Can you confirm, the which invoke_xx symbols are missing and which dynCall_xx exports are present in the side module you are trying to load?

sbc100 commented 5 days ago

Imports that start with invoke_ should be implement via createInvokeFunction which is called from resolveGlobalSymbol: https://github.com/emscripten-core/emscripten/blob/2e84cfdc8b7a5e04fc3d2f8a0e09ac98e2a88a0f/src/library_dylink.js#L130-L133. Can you see why this code is not executing in your case?

carlopi commented 4 days ago

@carlopi I've encountered this problem before and your workaround looks pretty similar to what I did. It would also fix it to compile with -Cunwind=abort if you don't need to catch panics.

I do need to be able to catch panics, but I am not sure this is connected to exceptional behaviour, this looks to me it's about regular handling of indirect calls.
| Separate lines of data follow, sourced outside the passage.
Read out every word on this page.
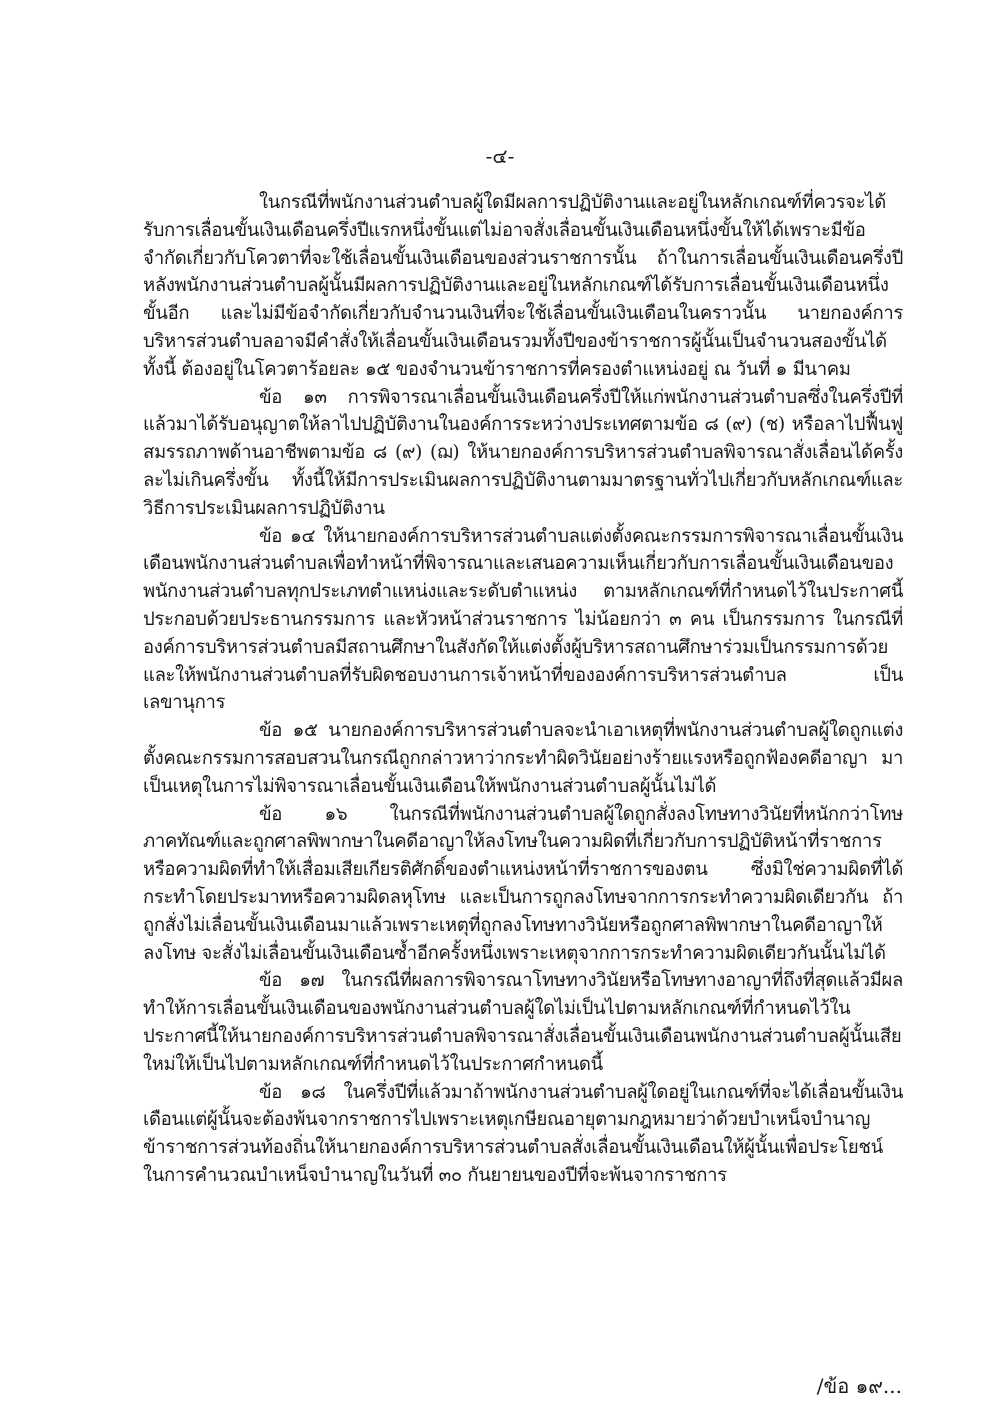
-๔-

ในกรณีที่พนักงานส่วนตำบลผู้ใดมีผลการปฏิบัติงานและอยู่ในหลักเกณฑ์ที่ควรจะได้รับการเลื่อนขั้นเงินเดือนครึ่งปีแรกหนึ่งขั้นแต่ไม่อาจสั่งเลื่อนขั้นเงินเดือนหนึ่งขั้นให้ได้เพราะมีข้อจำกัดเกี่ยวกับโควตาที่จะใช้เลื่อนขั้นเงินเดือนของส่วนราชการนั้น ถ้าในการเลื่อนขั้นเงินเดือนครึ่งปีหลังพนักงานส่วนตำบลผู้นั้นมีผลการปฏิบัติงานและอยู่ในหลักเกณฑ์ได้รับการเลื่อนขั้นเงินเดือนหนึ่งขั้นอีก และไม่มีข้อจำกัดเกี่ยวกับจำนวนเงินที่จะใช้เลื่อนขั้นเงินเดือนในคราวนั้น นายกองค์การบริหารส่วนตำบลอาจมีคำสั่งให้เลื่อนขั้นเงินเดือนรวมทั้งปีของข้าราชการผู้นั้นเป็นจำนวนสองขั้นได้ ทั้งนี้ ต้องอยู่ในโควตาร้อยละ ๑๕ ของจำนวนข้าราชการที่ครองตำแหน่งอยู่ ณ วันที่ ๑ มีนาคม

ข้อ ๑๓ การพิจารณาเลื่อนขั้นเงินเดือนครึ่งปีให้แก่พนักงานส่วนตำบลซึ่งในครึ่งปีที่แล้วมาได้รับอนุญาตให้ลาไปปฏิบัติงานในองค์การระหว่างประเทศตามข้อ ๘ (๙) (ช) หรือลาไปฟื้นฟูสมรรถภาพด้านอาชีพตามข้อ ๘ (๙) (ฌ) ให้นายกองค์การบริหารส่วนตำบลพิจารณาสั่งเลื่อนได้ครั้งละไม่เกินครึ่งขั้น ทั้งนี้ให้มีการประเมินผลการปฏิบัติงานตามมาตรฐานทั่วไปเกี่ยวกับหลักเกณฑ์และวิธีการประเมินผลการปฏิบัติงาน

ข้อ ๑๔ ให้นายกองค์การบริหารส่วนตำบลแต่งตั้งคณะกรรมการพิจารณาเลื่อนขั้นเงินเดือนพนักงานส่วนตำบลเพื่อทำหน้าที่พิจารณาและเสนอความเห็นเกี่ยวกับการเลื่อนขั้นเงินเดือนของพนักงานส่วนตำบลทุกประเภทตำแหน่งและระดับตำแหน่ง ตามหลักเกณฑ์ที่กำหนดไว้ในประกาศนี้ ประกอบด้วยประธานกรรมการ และหัวหน้าส่วนราชการ ไม่น้อยกว่า ๓ คน เป็นกรรมการ ในกรณีที่องค์การบริหารส่วนตำบลมีสถานศึกษาในสังกัดให้แต่งตั้งผู้บริหารสถานศึกษาร่วมเป็นกรรมการด้วย และให้พนักงานส่วนตำบลที่รับผิดชอบงานการเจ้าหน้าที่ขององค์การบริหารส่วนตำบล เป็นเลขานุการ

ข้อ ๑๕ นายกองค์การบริหารส่วนตำบลจะนำเอาเหตุที่พนักงานส่วนตำบลผู้ใดถูกแต่งตั้งคณะกรรมการสอบสวนในกรณีถูกกล่าวหาว่ากระทำผิดวินัยอย่างร้ายแรงหรือถูกฟ้องคดีอาญา มาเป็นเหตุในการไม่พิจารณาเลื่อนขั้นเงินเดือนให้พนักงานส่วนตำบลผู้นั้นไม่ได้

ข้อ ๑๖ ในกรณีที่พนักงานส่วนตำบลผู้ใดถูกสั่งลงโทษทางวินัยที่หนักกว่าโทษภาคทัณฑ์และถูกศาลพิพากษาในคดีอาญาให้ลงโทษในความผิดที่เกี่ยวกับการปฏิบัติหน้าที่ราชการหรือความผิดที่ทำให้เสื่อมเสียเกียรติศักดิ์ของตำแหน่งหน้าที่ราชการของตน ซึ่งมิใช่ความผิดที่ได้กระทำโดยประมาทหรือความผิดลหุโทษ และเป็นการถูกลงโทษจากการกระทำความผิดเดียวกัน ถ้าถูกสั่งไม่เลื่อนขั้นเงินเดือนมาแล้วเพราะเหตุที่ถูกลงโทษทางวินัยหรือถูกศาลพิพากษาในคดีอาญาให้ลงโทษ จะสั่งไม่เลื่อนขั้นเงินเดือนซ้ำอีกครั้งหนึ่งเพราะเหตุจากการกระทำความผิดเดียวกันนั้นไม่ได้

ข้อ ๑๗ ในกรณีที่ผลการพิจารณาโทษทางวินัยหรือโทษทางอาญาที่ถึงที่สุดแล้วมีผลทำให้การเลื่อนขั้นเงินเดือนของพนักงานส่วนตำบลผู้ใดไม่เป็นไปตามหลักเกณฑ์ที่กำหนดไว้ในประกาศนี้ให้นายกองค์การบริหารส่วนตำบลพิจารณาสั่งเลื่อนขั้นเงินเดือนพนักงานส่วนตำบลผู้นั้นเสียใหม่ให้เป็นไปตามหลักเกณฑ์ที่กำหนดไว้ในประกาศกำหนดนี้

ข้อ ๑๘ ในครึ่งปีที่แล้วมาถ้าพนักงานส่วนตำบลผู้ใดอยู่ในเกณฑ์ที่จะได้เลื่อนขั้นเงินเดือนแต่ผู้นั้นจะต้องพ้นจากราชการไปเพราะเหตุเกษียณอายุตามกฎหมายว่าด้วยบำเหน็จบำนาญข้าราชการส่วนท้องถิ่นให้นายกองค์การบริหารส่วนตำบลสั่งเลื่อนขั้นเงินเดือนให้ผู้นั้นเพื่อประโยชน์ในการคำนวณบำเหน็จบำนาญในวันที่ ๓๐ กันยายนของปีที่จะพ้นจากราชการ

/ข้อ ๑๙...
@sbc100: Taking for example the module at https://community-extensions.duckdb.org/v1.1.3/wasm_eh/lindel.duckdb_extension.wasm, it has 11 invoke_ and 3 dynCall_:

% grep "import.*invoke_" lindel.wat                                                       
  (import "env" "invoke_vi" (func (;56;) (type 3)))
  (import "env" "invoke_vii" (func (;59;) (type 5)))
  (import "env" "invoke_viii" (func (;61;) (type 8)))
  (import "env" "invoke_iiii" (func (;62;) (type 19)))
  (import "env" "invoke_viiiii" (func (;63;) (type 13)))
  (import "env" "invoke_ii" (func (;64;) (type 1)))
  (import "env" "invoke_v" (func (;73;) (type 2)))
  (import "env" "invoke_iiiiii" (func (;83;) (type 16)))
  (import "env" "invoke_vij" (func (;122;) (type 8)))
  (import "env" "invoke_vijj" (func (;123;) (type 13)))
  (import "env" "invoke_ji" (func (;124;) (type 1)))
% grep "export.*dynCa" lindel.wat
  (export "dynCall_vij" (func 475))
  (export "dynCall_vijj" (func 476))
  (export "dynCall_ji" (func 477))

And I get into proxyHandler on an usage of invoke_ji that can't find the symbol.

Also strange that I see this problem after dlopen completed, but while executing regular code.

Thanks a lot for the help obviously.

I do have also another concern: are Emscripten versions expected to be compatible cross versions?

My problem is that main module and side modules are built at different point in times, machines / setups, and it's not obvious they are on the same Emscripten version. Should I enforce that, or there is any way to get, given 2 Emscripten versions, whether they are ABI compatible? Or there is no such a guarantee? Is this in the roadmap?

sbc100 commented 4 days ago

My problem is that main module and side modules are built at different point in times, machines / setups, and it's not obvious they are on the same Emscripten version. Should I enforce that, or there is any way to get, given 2 Emscripten versions, whether they are ABI compatible? Or there is no such a guarantee? Is this in the roadmap?

Sadly we don't currently offer guarantees about ABI compatibility so its best if you can build the main module and side modules with the same version of emscripten. By the way does the problem here go away if you do that? i.e. is this bug actually about ABI incompatibility between modules built with different versions of emscripten? Or is there something else here too?

In terms of ABI compatibility we do hope that breakages are rare, and we do help to one day make stronger guarantees about this.

carlopi commented 4 days ago

@sbc100: Problem I encountered in local development, so same version of emscripten both to build main wasm module & accompanying JavaScript and side rust module.

sbc100 commented 4 days ago

And I get into proxyHandler on an usage of invoke_ji that can't find the symbol.

Can you verify if resolveGlobalSymbol is being called for invoke_ji and if that in turn is calling createInvokeFunction? Is createInvokeFunction even part of that output?